As we ventured into surrounding towns on our way to and from guided tours, I saw a completely different way of being.  Bars covered all the windows where people lived.  Merchants in the tourist trap hot spots were aggressive and crowding.  Many bathrooms had no light fixtures inside.  Instead, they had openings to the outside, providing natural light and saving energy.  They asked you to put your toilet tissue in the waste basket instead of flushing it.  Many rode bikes or walked, stop signs were viewed as a suggestion to slow.  A few times, trucks full of men in black bullet proof vests and large guns drove by.  I was told they were the police and locals hoped the upcoming election would change things.

We learned that minimum wage is a mere 5 US dollars a DAY!  Not an hour, a day!  A gallon of gas costs almost as much as a day’s worth of work at minimum wage because they have no refinery.  They have petroleum but no way to turn it into fuel so the raw material is exported and then imported back into the country once refined.  The candidate our tour guide hoped would win the presidency planned to put in a refinery to change all that (we later learned that candidate didn’t win).  Subway, McDonald’s and Starbucks also cost the same as in America (yes, those chains are present and prominent).

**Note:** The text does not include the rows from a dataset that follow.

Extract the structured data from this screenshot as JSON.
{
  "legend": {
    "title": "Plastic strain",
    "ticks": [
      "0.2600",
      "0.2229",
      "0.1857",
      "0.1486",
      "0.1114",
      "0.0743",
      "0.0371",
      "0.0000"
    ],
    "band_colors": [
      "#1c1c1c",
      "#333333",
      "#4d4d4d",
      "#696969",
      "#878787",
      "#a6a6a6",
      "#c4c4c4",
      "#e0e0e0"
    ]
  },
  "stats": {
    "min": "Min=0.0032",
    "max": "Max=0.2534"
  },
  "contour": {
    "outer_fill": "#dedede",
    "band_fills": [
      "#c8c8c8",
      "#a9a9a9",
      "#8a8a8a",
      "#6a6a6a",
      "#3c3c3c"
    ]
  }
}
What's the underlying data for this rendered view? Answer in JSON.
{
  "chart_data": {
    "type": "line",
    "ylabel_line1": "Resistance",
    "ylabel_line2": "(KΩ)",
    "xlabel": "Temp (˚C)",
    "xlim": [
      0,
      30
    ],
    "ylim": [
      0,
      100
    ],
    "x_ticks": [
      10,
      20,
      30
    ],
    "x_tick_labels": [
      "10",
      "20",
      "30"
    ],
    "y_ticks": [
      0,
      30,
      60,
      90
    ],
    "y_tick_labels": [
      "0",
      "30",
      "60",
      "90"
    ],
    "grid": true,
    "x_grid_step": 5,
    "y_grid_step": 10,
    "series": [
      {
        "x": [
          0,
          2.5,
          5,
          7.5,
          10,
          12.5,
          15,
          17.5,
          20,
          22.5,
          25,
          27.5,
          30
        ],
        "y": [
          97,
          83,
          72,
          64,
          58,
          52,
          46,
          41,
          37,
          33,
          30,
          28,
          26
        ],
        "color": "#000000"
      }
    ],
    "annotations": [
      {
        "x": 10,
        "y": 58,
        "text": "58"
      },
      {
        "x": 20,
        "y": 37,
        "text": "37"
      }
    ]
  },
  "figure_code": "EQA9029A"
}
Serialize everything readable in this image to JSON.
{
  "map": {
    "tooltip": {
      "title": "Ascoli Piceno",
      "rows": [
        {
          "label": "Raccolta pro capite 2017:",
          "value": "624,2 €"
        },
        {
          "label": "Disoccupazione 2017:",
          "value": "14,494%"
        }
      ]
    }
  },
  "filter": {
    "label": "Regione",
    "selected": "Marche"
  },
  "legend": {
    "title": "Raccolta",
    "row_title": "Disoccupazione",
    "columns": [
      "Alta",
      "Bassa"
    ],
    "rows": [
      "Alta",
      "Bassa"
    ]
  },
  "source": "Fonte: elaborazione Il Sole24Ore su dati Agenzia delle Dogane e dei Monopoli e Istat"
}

We met some incredible people.  Locals and world travelers alike.  Learned names, shared stories and exchanged email addresses.  One particularly special couple even invited my husband and I to visit them in their home on the East Coast! (more on them later)

While away, I often thought of Pete’s speech in “Muppets Take Manhattan” saying “people is peoples…dancing, music, potatoes…”.  He’s right.